Overall, the ASX All Ordinaries index closed up for the week on Friday, its fourth straight week of gains.

After plunging 33 per cent between February 20 and March 20, the All Ordinaries has risen 14.2 per cent since then.

However, the 10 SA companies have fared much better in the past month, gaining 21.9 per cent. But the gains could be short lived with Australian stocks slipping this morning after an ABS survey showed nearly a quarter of Australian adults are working fewer hours due to the coronavirus pandemic.

Bendigo and Adelaide Bank was the only company in the SA top 10 list not to recover any market cap losses in the past month, losing a further $230 million from its market capitalisation since March 20. The bank’s share price fell from $10 on February 20 to $6.45 on March 20. At this morning’s open, Bendigo and Adelaide Bank shares were $5.92 with a market capitalisation of $3.13 billion.

Despite being the only top 10 listed SA company to go backwards in recent weeks, Bendigo and Adelaide Bank’s performance has been only marginally worse than that of Australia’s big four banks in the past month as the sector struggles through the crisis.

The bank’s share price fell further late last week after it announced on Thursday it was withdrawing its 2H20 financial outlook commentary due to the effects of COVID-19.

However, in its statement to the ASX it said its balance sheet remained strong and was also well positioned from a funding and liquidity perspective.

“We are open for business and as an essential service, it is vital we provide our customers with the dedicated and necessary support they need.

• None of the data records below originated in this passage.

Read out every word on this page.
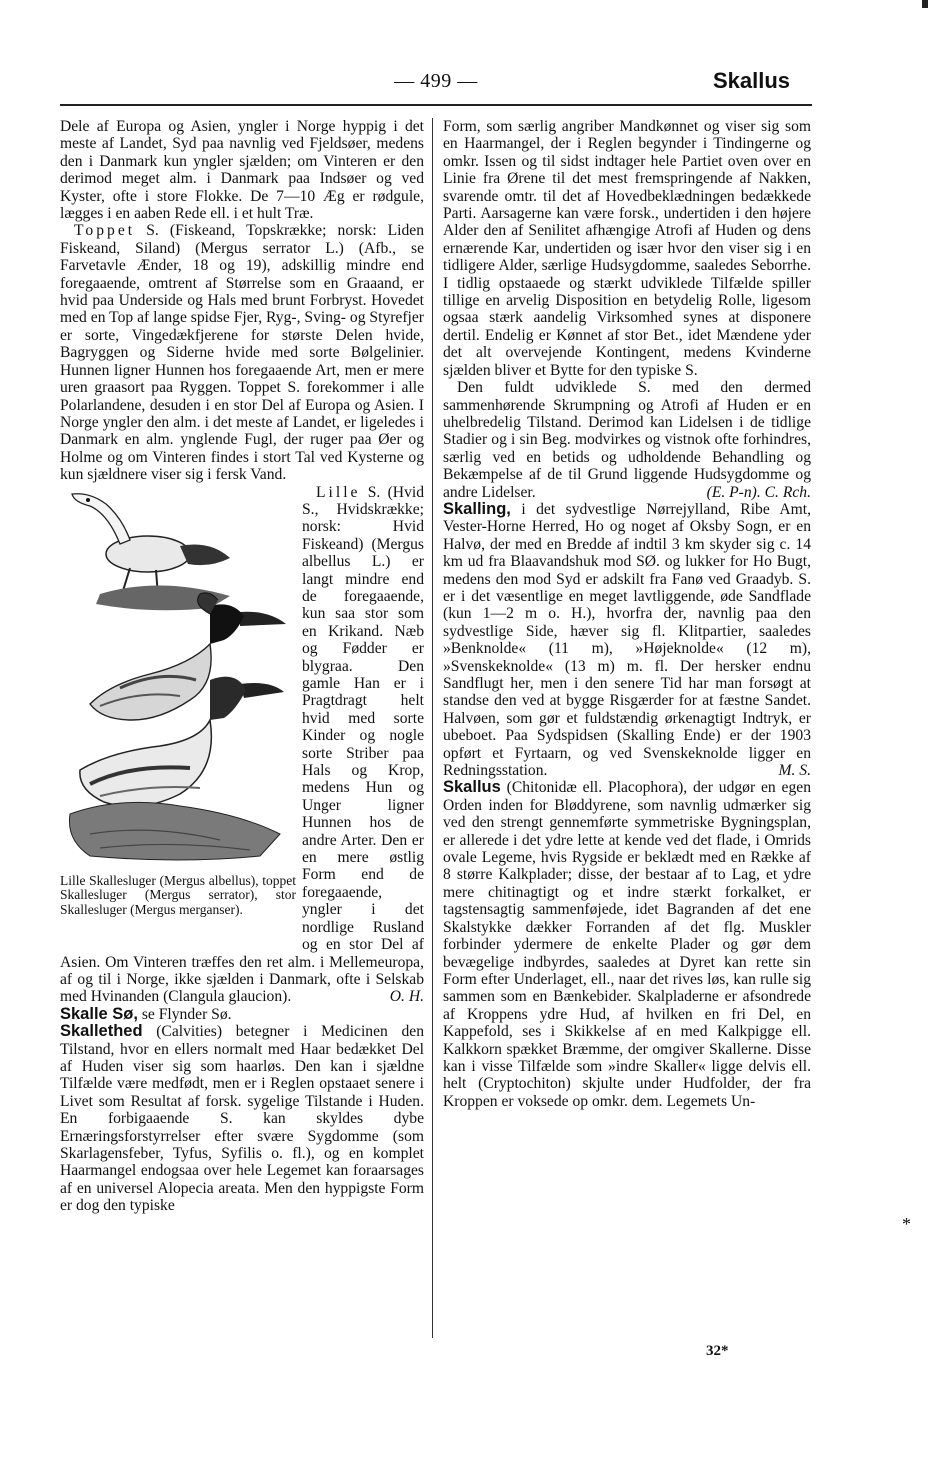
— 499 —	Skallus

Dele af Europa og Asien, yngler i Norge hyppig i det meste af Landet, Syd paa navnlig ved Fjeldsøer, medens den i Danmark kun yngler sjælden; om Vinteren er den derimod meget alm. i Danmark paa Indsøer og ved Kyster, ofte i store Flokke. De 7—10 Æg er rødgule, lægges i en aaben Rede ell. i et hult Træ.

Toppet S. (Fiskeand, Topskrække; norsk: Liden Fiskeand, Siland) (Mergus serrator L.) (Afb., se Farvetavle Ænder, 18 og 19), adskillig mindre end foregaaende, omtrent af Størrelse som en Graaand, er hvid paa Underside og Hals med brunt Forbryst. Hovedet med en Top af lange spidse Fjer, Ryg-, Sving- og Styrefjer er sorte, Vingedækfjerene for største Delen hvide, Bagryggen og Siderne hvide med sorte Bølgelinier. Hunnen ligner Hunnen hos foregaaende Art, men er mere uren graasort paa Ryggen. Toppet S. forekommer i alle Polarlandene, desuden i en stor Del af Europa og Asien. I Norge yngler den alm. i det meste af Landet, er ligeledes i Danmark en alm. ynglende Fugl, der ruger paa Øer og Holme og om Vinteren findes i stort Tal ved Kysterne og kun sjældnere viser sig i fersk Vand.

Lille Skallesluger (Mergus albellus), toppet Skallesluger (Mergus serrator), stor Skallesluger (Mergus merganser).

Lille S. (Hvid S., Hvidskrække; norsk: Hvid Fiskeand) (Mergus albellus L.) er langt mindre end de foregaaende, kun saa stor som en Krikand. Næb og Fødder er blygraa. Den gamle Han er i Pragtdragt helt hvid med sorte Kinder og nogle sorte Striber paa Hals og Krop, medens Hun og Unger ligner Hunnen hos de andre Arter. Den er en mere østlig Form end de foregaaende, yngler i det nordlige Rusland og en stor Del af Asien. Om Vinteren træffes den ret alm. i Mellemeuropa, af og til i Norge, ikke sjælden i Danmark, ofte i Selskab med Hvinanden (Clangula glaucion).	O. H.

Skalle Sø, se Flynder Sø.

Skallethed (Calvities) betegner i Medicinen den Tilstand, hvor en ellers normalt med Haar bedækket Del af Huden viser sig som haarløs. Den kan i sjældne Tilfælde være medfødt, men er i Reglen opstaaet senere i Livet som Resultat af forsk. sygelige Tilstande i Huden. En forbigaaende S. kan skyldes dybe Ernæringsforstyrrelser efter svære Sygdomme (som Skarlagensfeber, Tyfus, Syfilis o. fl.), og en komplet Haarmangel endogsaa over hele Legemet kan foraarsages af en universel Alopecia areata. Men den hyppigste Form er dog den typiske

Form, som særlig angriber Mandkønnet og viser sig som en Haarmangel, der i Reglen begynder i Tindingerne og omkr. Issen og til sidst indtager hele Partiet oven over en Linie fra Ørene til det mest fremspringende af Nakken, svarende omtr. til det af Hovedbeklædningen bedækkede Parti. Aarsagerne kan være forsk., undertiden i den højere Alder den af Senilitet afhængige Atrofi af Huden og dens ernærende Kar, undertiden og især hvor den viser sig i en tidligere Alder, særlige Hudsygdomme, saaledes Seborrhe. I tidlig opstaaede og stærkt udviklede Tilfælde spiller tillige en arvelig Disposition en betydelig Rolle, ligesom ogsaa stærk aandelig Virksomhed synes at disponere dertil. Endelig er Kønnet af stor Bet., idet Mændene yder det alt overvejende Kontingent, medens Kvinderne sjælden bliver et Bytte for den typiske S.

Den fuldt udviklede S. med den dermed sammenhørende Skrumpning og Atrofi af Huden er en uhelbredelig Tilstand. Derimod kan Lidelsen i de tidlige Stadier og i sin Beg. modvirkes og vistnok ofte forhindres, særlig ved en betids og udholdende Behandling og Bekæmpelse af de til Grund liggende Hudsygdomme og andre Lidelser.	(E. P-n). C. Rch.

Skalling, i det sydvestlige Nørrejylland, Ribe Amt, Vester-Horne Herred, Ho og noget af Oksby Sogn, er en Halvø, der med en Bredde af indtil 3 km skyder sig c. 14 km ud fra Blaavandshuk mod SØ. og lukker for Ho Bugt, medens den mod Syd er adskilt fra Fanø ved Graadyb. S. er i det væsentlige en meget lavtliggende, øde Sandflade (kun 1—2 m o. H.), hvorfra der, navnlig paa den sydvestlige Side, hæver sig fl. Klitpartier, saaledes »Benknolde« (11 m), »Højeknolde« (12 m), »Svenskeknolde« (13 m) m. fl. Der hersker endnu Sandflugt her, men i den senere Tid har man forsøgt at standse den ved at bygge Risgærder for at fæstne Sandet. Halvøen, som gør et fuldstændig ørkenagtigt Indtryk, er ubeboet. Paa Sydspidsen (Skalling Ende) er der 1903 opført et Fyrtaarn, og ved Svenskeknolde ligger en Redningsstation.	M. S.

Skallus (Chitonidæ ell. Placophora), der udgør en egen Orden inden for Bløddyrene, som navnlig udmærker sig ved den strengt gennemførte symmetriske Bygningsplan, er allerede i det ydre lette at kende ved det flade, i Omrids ovale Legeme, hvis Rygside er beklædt med en Række af 8 større Kalkplader; disse, der bestaar af to Lag, et ydre mere chitinagtigt og et indre stærkt forkalket, er tagstensagtig sammenføjede, idet Bagranden af det ene Skalstykke dækker Forranden af det flg. Muskler forbinder ydermere de enkelte Plader og gør dem bevægelige indbyrdes, saaledes at Dyret kan rette sin Form efter Underlaget, ell., naar det rives løs, kan rulle sig sammen som en Bænkebider. Skalpladerne er afsondrede af Kroppens ydre Hud, af hvilken en fri Del, en Kappefold, ses i Skikkelse af en med Kalkpigge ell. Kalkkorn spækket Bræmme, der omgiver Skallerne. Disse kan i visse Tilfælde som »indre Skaller« ligge delvis ell. helt (Cryptochiton) skjulte under Hudfolder, der fra Kroppen er voksede op omkr. dem. Legemets Un-

32*
*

We have been actively engaging our customers to support them during this challenging period,” Bendigo and Adelaide Bank managing director Marnie Baker told the ASX.

“We will continue to collaborate closely with the wider banking industry, government, regulators and health authorities to help manage this unprecedented situation and to protect our customers, shareholders, communities and staff.

“As Australia’s fifth biggest retail bank and one of Australia’s most trusted brands, Bendigo and Adelaide Bank is in a very strong position to support customers, staff and communities throughout this pandemic and beyond. We’re here to help them through this.”